360 Degrees of Innovation - Interview with Serkan Özal, CTO of Thundra
Serkan Özal is the co-founder and CTO of Thundra. Based in Ankara, Turkey, Thundra is a technology company that provides a platform for observability and security, relevant to serverless-centric, container, as well as virtual machine applications. Before founding Thundra, Serkan was a software engineer and engineering manager at several different technology companies, including OpsGenie (acquired by Atlassian) and Hazelcast.
Companies are increasingly migrating to microservice-based application architectures. Microservices are small, loosely coupled services that can be independently released. Typically, each microservice handles a separate task within the broader context of an application. Applications that reflect this architecture are essentially distributed systems consisting of sometimes hundreds of microservices interacting with each other. Hence, a single request can trigger a whole cascade of service calls; this makes debugging a real challenge as the root cause of a problem can be located anywhere within the cascade. The ability to trace service requests throughout the cascade in an end-to-end fashion is therefore crucial.
This is where Thundra shines – providing application monitoring, distributed tracing, and debugging in microservice-based applications. Thundra agents collect detailed metrics from the application itself rather than from the underlying infrastructure. This allows us to identify the root cause of many problems much faster than with infrastructure monitoring tools.
Thundra supports automated local and distributed tracing, both for request-response and event-driven scenarios. In addition to automated tracing that works out-of-the-box, we also support manual distributed tracing. This is where developers can define custom metrics to trace business flows end-to-end across multiple users acting on the same data entity. I’ll explain using the example of a blogging application. In a workflow, a single blog article may be created, edited, reviewed, and published by different users over multiple days or weeks. Down the line, a bug may be detected in the editing phase, but the root cause occurred upstream in the source code linked to creating the blog post. Manual tracing can link different activities performed on the same entity, i.e., a specific blog post in this case.
Once the problem has been localized using Thundra’s tracing capabilities, its debugging features allow developers to investigate the underlying issue. In particular, debugging can be carried out both offline in a local environment as well as online in the production environment; this is crucial for serverless applications because the behavior offline (local) and online in the cloud can be quite different.
In summary, Thundra supports users from development to production.
In early 2017, I joined OpsGenie as a software engineer and started working on a pilot project experimenting with AWS Lambda. The goal was to gain experience migrating the first service to serverless and then to continue migrating other services. We searched for an appropriate service to monitor serverless applications, but none of the existing tools suited our needs.
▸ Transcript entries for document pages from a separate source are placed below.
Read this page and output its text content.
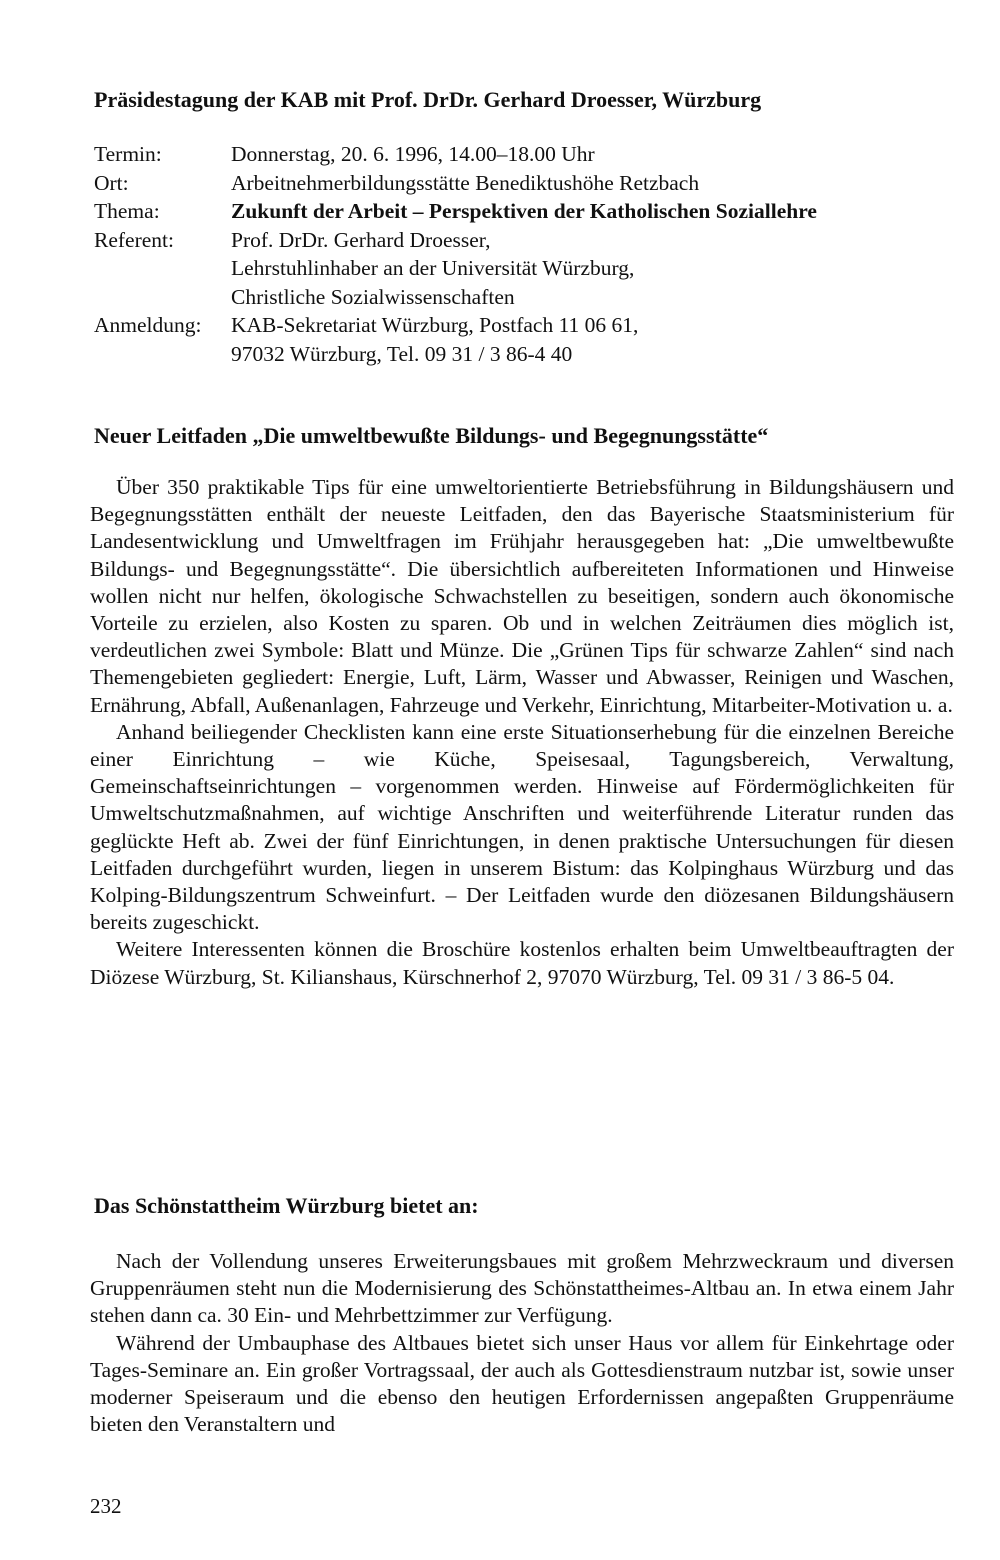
Präsidestagung der KAB mit Prof. DrDr. Gerhard Droesser, Würzburg
Termin:	Donnerstag, 20. 6. 1996, 14.00–18.00 Uhr
Ort:	Arbeitnehmerbildungsstätte Benediktushöhe Retzbach
Thema:	Zukunft der Arbeit – Perspektiven der Katholischen Soziallehre
Referent:	Prof. DrDr. Gerhard Droesser,
Lehrstuhlinhaber an der Universität Würzburg,
Christliche Sozialwissenschaften
Anmeldung:	KAB-Sekretariat Würzburg, Postfach 11 06 61,
97032 Würzburg, Tel. 09 31 / 3 86-4 40
Neuer Leitfaden „Die umweltbewußte Bildungs- und Begegnungsstätte“

Über 350 praktikable Tips für eine umweltorientierte Betriebsführung in Bildungshäusern und Begegnungsstätten enthält der neueste Leitfaden, den das Bayerische Staatsministerium für Landesentwicklung und Umweltfragen im Frühjahr herausgegeben hat: „Die umweltbewußte Bildungs- und Begegnungsstätte“. Die übersichtlich aufbereiteten Informationen und Hinweise wollen nicht nur helfen, ökologische Schwachstellen zu beseitigen, sondern auch ökonomische Vorteile zu erzielen, also Kosten zu sparen. Ob und in welchen Zeiträumen dies möglich ist, verdeutlichen zwei Symbole: Blatt und Münze. Die „Grünen Tips für schwarze Zahlen“ sind nach Themengebieten gegliedert: Energie, Luft, Lärm, Wasser und Abwasser, Reinigen und Waschen, Ernährung, Abfall, Außenanlagen, Fahrzeuge und Verkehr, Einrichtung, Mitarbeiter-Motivation u. a.

Anhand beiliegender Checklisten kann eine erste Situationserhebung für die einzelnen Bereiche einer Einrichtung – wie Küche, Speisesaal, Tagungsbereich, Verwaltung, Gemeinschaftseinrichtungen – vorgenommen werden. Hinweise auf Fördermöglichkeiten für Umweltschutzmaßnahmen, auf wichtige Anschriften und weiterführende Literatur runden das geglückte Heft ab. Zwei der fünf Einrichtungen, in denen praktische Untersuchungen für diesen Leitfaden durchgeführt wurden, liegen in unserem Bistum: das Kolpinghaus Würzburg und das Kolping-Bildungszentrum Schweinfurt. – Der Leitfaden wurde den diözesanen Bildungshäusern bereits zugeschickt.

Weitere Interessenten können die Broschüre kostenlos erhalten beim Umweltbeauftragten der Diözese Würzburg, St. Kilianshaus, Kürschnerhof 2, 97070 Würzburg, Tel. 09 31 / 3 86-5 04.

Das Schönstattheim Würzburg bietet an:

Nach der Vollendung unseres Erweiterungsbaues mit großem Mehrzweckraum und diversen Gruppenräumen steht nun die Modernisierung des Schönstattheimes-Altbau an. In etwa einem Jahr stehen dann ca. 30 Ein- und Mehrbettzimmer zur Verfügung.

Während der Umbauphase des Altbaues bietet sich unser Haus vor allem für Einkehrtage oder Tages-Seminare an. Ein großer Vortragssaal, der auch als Gottesdienstraum nutzbar ist, sowie unser moderner Speiseraum und die ebenso den heutigen Erfordernissen angepaßten Gruppenräume bieten den Veranstaltern und

232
Hence, we decided to build our own, resulting in the earliest version of what is now Thundra. When Atlassian acquired OpsGenie in 2018, it was decided that Thundra deserved its own separate company.
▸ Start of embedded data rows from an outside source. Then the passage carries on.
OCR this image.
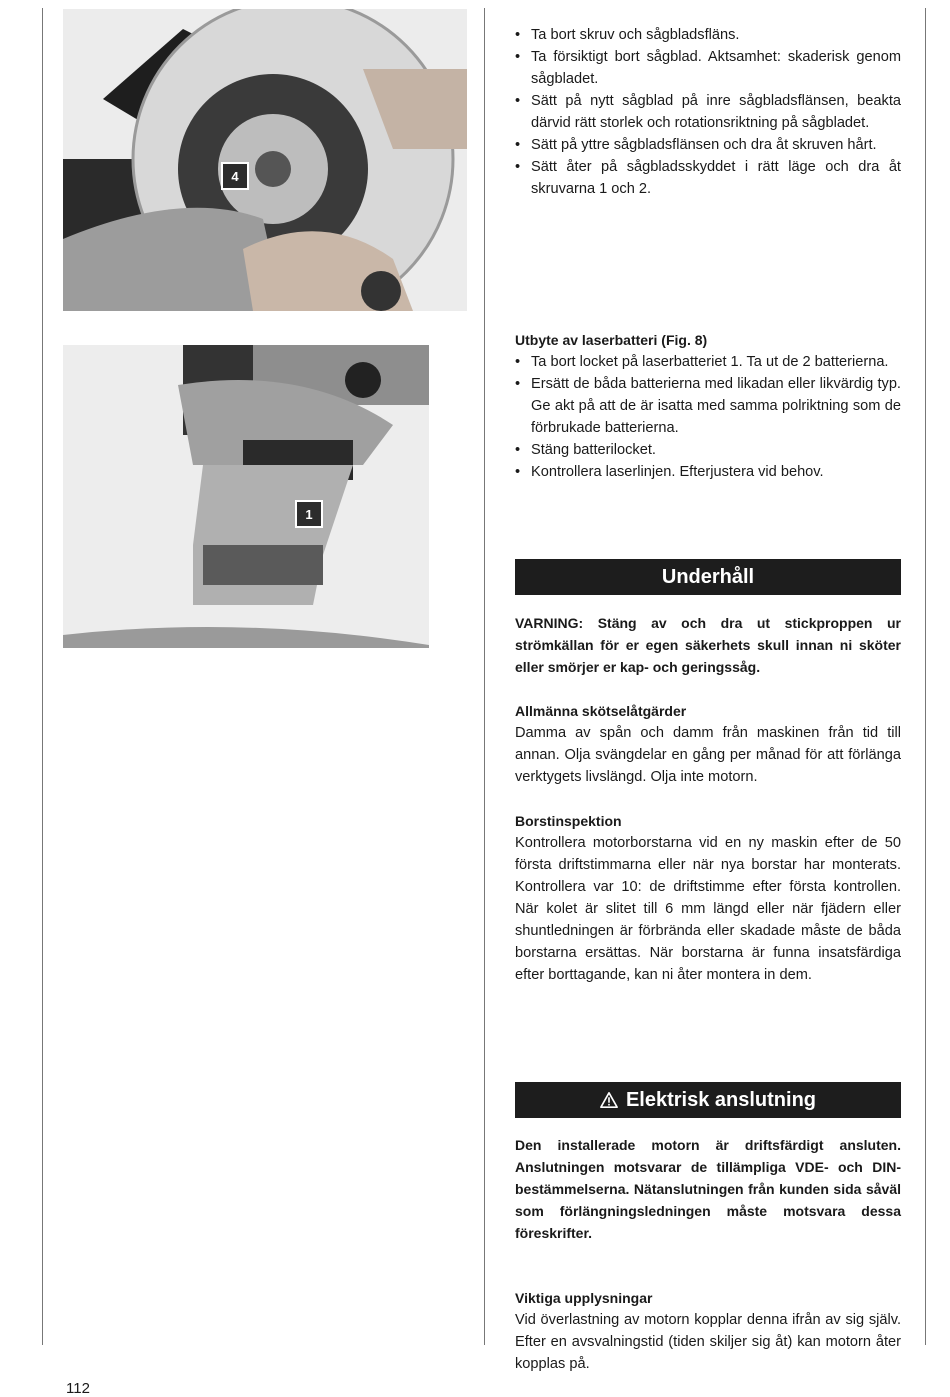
4
1
• Ta bort skruv och sågbladsfläns.
• Ta försiktigt bort sågblad. Aktsamhet: skaderisk genom sågbladet.
• Sätt på nytt sågblad på inre sågbladsflänsen, beakta därvid rätt storlek och rotationsriktning på sågbladet.
• Sätt på yttre sågbladsflänsen och dra åt skruven hårt.
• Sätt åter på sågbladsskyddet i rätt läge och dra åt skruvarna 1 och 2.
Utbyte av laserbatteri (Fig. 8)
• Ta bort locket på laserbatteriet 1. Ta ut de 2 batterierna.
• Ersätt de båda batterierna med likadan eller likvärdig typ. Ge akt på att de är isatta med samma polriktning som de förbrukade batterierna.
• Stäng batterilocket.
• Kontrollera laserlinjen. Efterjustera vid behov.
Underhåll
VARNING: Stäng av och dra ut stickproppen ur strömkällan för er egen säkerhets skull innan ni sköter eller smörjer er kap- och geringssåg.
Allmänna skötselåtgärder
Damma av spån och damm från maskinen från tid till annan. Olja svängdelar en gång per månad för att förlänga verktygets livslängd. Olja inte motorn.
Borstinspektion
Kontrollera motorborstarna vid en ny maskin efter de 50 första driftstimmarna eller när nya borstar har monterats. Kontrollera var 10: de driftstimme efter första kontrollen. När kolet är slitet till 6 mm längd eller när fjädern eller shuntledningen är förbrända eller skadade måste de båda borstarna ersättas. När borstarna är funna insatsfärdiga efter borttagande, kan ni åter montera in dem.
Elektrisk anslutning
Den installerade motorn är driftsfärdigt ansluten. Anslutningen motsvarar de tillämpliga VDE- och DIN-bestämmelserna. Nätanslutningen från kunden sida såväl som förlängningsledningen måste motsvara dessa föreskrifter.
Viktiga upplysningar
Vid överlastning av motorn kopplar denna ifrån av sig själv. Efter en avsvalningstid (tiden skiljer sig åt) kan motorn åter kopplas på.
112
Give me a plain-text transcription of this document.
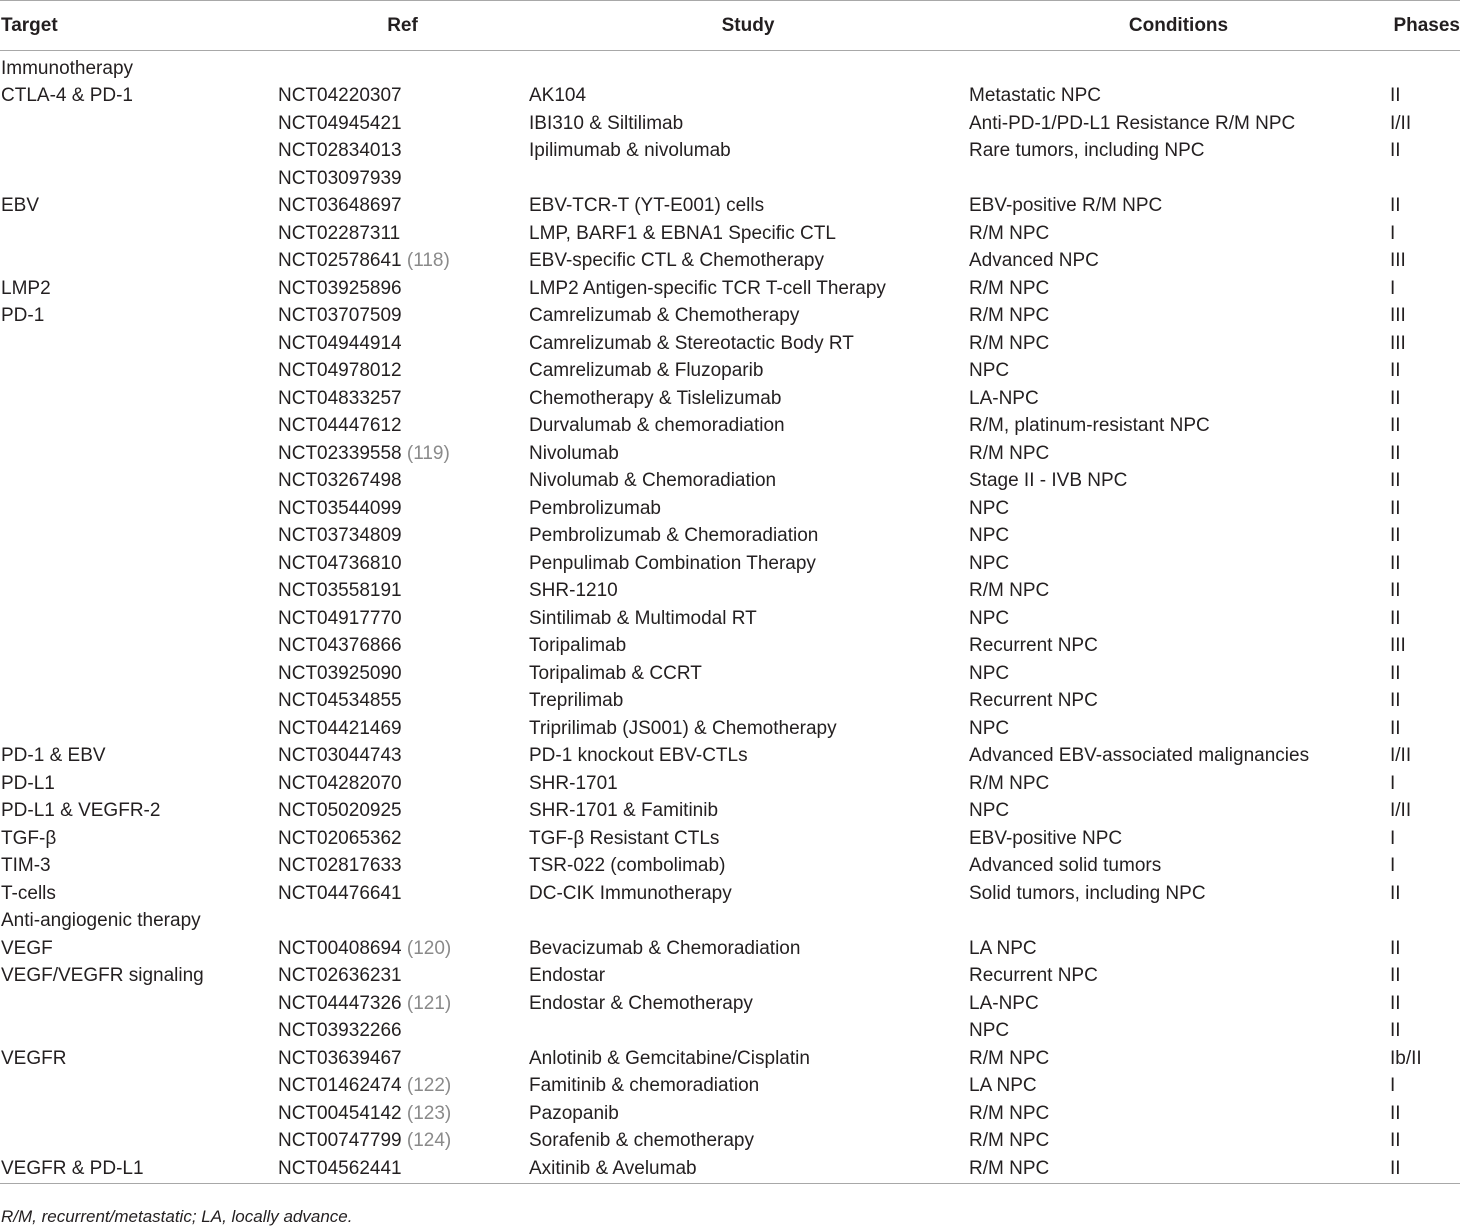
Target	Ref	Study	Conditions	Phases
Immunotherapy				
CTLA-4 & PD-1	NCT04220307	AK104	Metastatic NPC	II
	NCT04945421	IBI310 & Siltilimab	Anti-PD-1/PD-L1 Resistance R/M NPC	I/II
	NCT02834013	Ipilimumab & nivolumab	Rare tumors, including NPC	II
	NCT03097939			
EBV	NCT03648697	EBV-TCR-T (YT-E001) cells	EBV-positive R/M NPC	II
	NCT02287311	LMP, BARF1 & EBNA1 Specific CTL	R/M NPC	I
	NCT02578641 (118)	EBV-specific CTL & Chemotherapy	Advanced NPC	III
LMP2	NCT03925896	LMP2 Antigen-specific TCR T-cell Therapy	R/M NPC	I
PD-1	NCT03707509	Camrelizumab & Chemotherapy	R/M NPC	III
	NCT04944914	Camrelizumab & Stereotactic Body RT	R/M NPC	III
	NCT04978012	Camrelizumab & Fluzoparib	NPC	II
	NCT04833257	Chemotherapy & Tislelizumab	LA-NPC	II
	NCT04447612	Durvalumab & chemoradiation	R/M, platinum-resistant NPC	II
	NCT02339558 (119)	Nivolumab	R/M NPC	II
	NCT03267498	Nivolumab & Chemoradiation	Stage II - IVB NPC	II
	NCT03544099	Pembrolizumab	NPC	II
	NCT03734809	Pembrolizumab & Chemoradiation	NPC	II
	NCT04736810	Penpulimab Combination Therapy	NPC	II
	NCT03558191	SHR-1210	R/M NPC	II
	NCT04917770	Sintilimab & Multimodal RT	NPC	II
	NCT04376866	Toripalimab	Recurrent NPC	III
	NCT03925090	Toripalimab & CCRT	NPC	II
	NCT04534855	Treprilimab	Recurrent NPC	II
	NCT04421469	Triprilimab (JS001) & Chemotherapy	NPC	II
PD-1 & EBV	NCT03044743	PD-1 knockout EBV-CTLs	Advanced EBV-associated malignancies	I/II
PD-L1	NCT04282070	SHR-1701	R/M NPC	I
PD-L1 & VEGFR-2	NCT05020925	SHR-1701 & Famitinib	NPC	I/II
TGF-β	NCT02065362	TGF-β Resistant CTLs	EBV-positive NPC	I
TIM-3	NCT02817633	TSR-022 (combolimab)	Advanced solid tumors	I
T-cells	NCT04476641	DC-CIK Immunotherapy	Solid tumors, including NPC	II
Anti-angiogenic therapy				
VEGF	NCT00408694 (120)	Bevacizumab & Chemoradiation	LA NPC	II
VEGF/VEGFR signaling	NCT02636231	Endostar	Recurrent NPC	II
	NCT04447326 (121)	Endostar & Chemotherapy	LA-NPC	II
	NCT03932266		NPC	II
VEGFR	NCT03639467	Anlotinib & Gemcitabine/Cisplatin	R/M NPC	Ib/II
	NCT01462474 (122)	Famitinib & chemoradiation	LA NPC	I
	NCT00454142 (123)	Pazopanib	R/M NPC	II
	NCT00747799 (124)	Sorafenib & chemotherapy	R/M NPC	II
VEGFR & PD-L1	NCT04562441	Axitinib & Avelumab	R/M NPC	II
R/M, recurrent/metastatic; LA, locally advance.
Serverless refers to a paradigm where servers are abstracted away from the developers. There are two types of serverless: first, function as a service, where small code blocks are deployed to a cloud platform, and executed upon defined events. Second, back-end as a service, where specific application components are provided by cloud providers and integrated via APIs.
Serverless reduces the burden for both developers and operations.
Using serverless always poses a trade-off between advantages and drawbacks. In my opinion, there are three main benefits. First, it reduces the burden for both developers and operations. For example, you don’t have to worry about scalability or patching security issues because these responsibilities are taken care of by the provider. Second, the cost model of pay-what-you-use reduces the risk of paying for unused resources. Third, it obligates developers to employ a microservice approach.
On the flip side, serverless also comes with certain downsides; there are three that pose the biggest issue in my books. First, despite improvements, slow cold starts are still a problem for many use cases. Second, despite being prevalent among enterprises and legacy applications, Java is not very popular in the serverless space due to its large overhead that leads to especially lengthy cold starts. Third, the tooling ecosystem for development and operations still has room for improvement.
In general, migrating a traditional architecture to serverless requires significant rearchitecting. Simple lift-and-shift would result in performance issues at run-time. Typically, the main pillars of rearchitecting are to split applications into microservices and to change from synchronous to asynchronous inter-service communication. In the case of existing applications, companies should complete these pillars before migrating to serverless. At the same time, it is a good idea to take the first steps into serverless with greenfield, non-mission-critical applications. This can be as simple as scheduled tasks in the DevOps area. As a company gains more experience with serverless, they will start to see an increase in convenience, sparking greater confidence to continue the journey.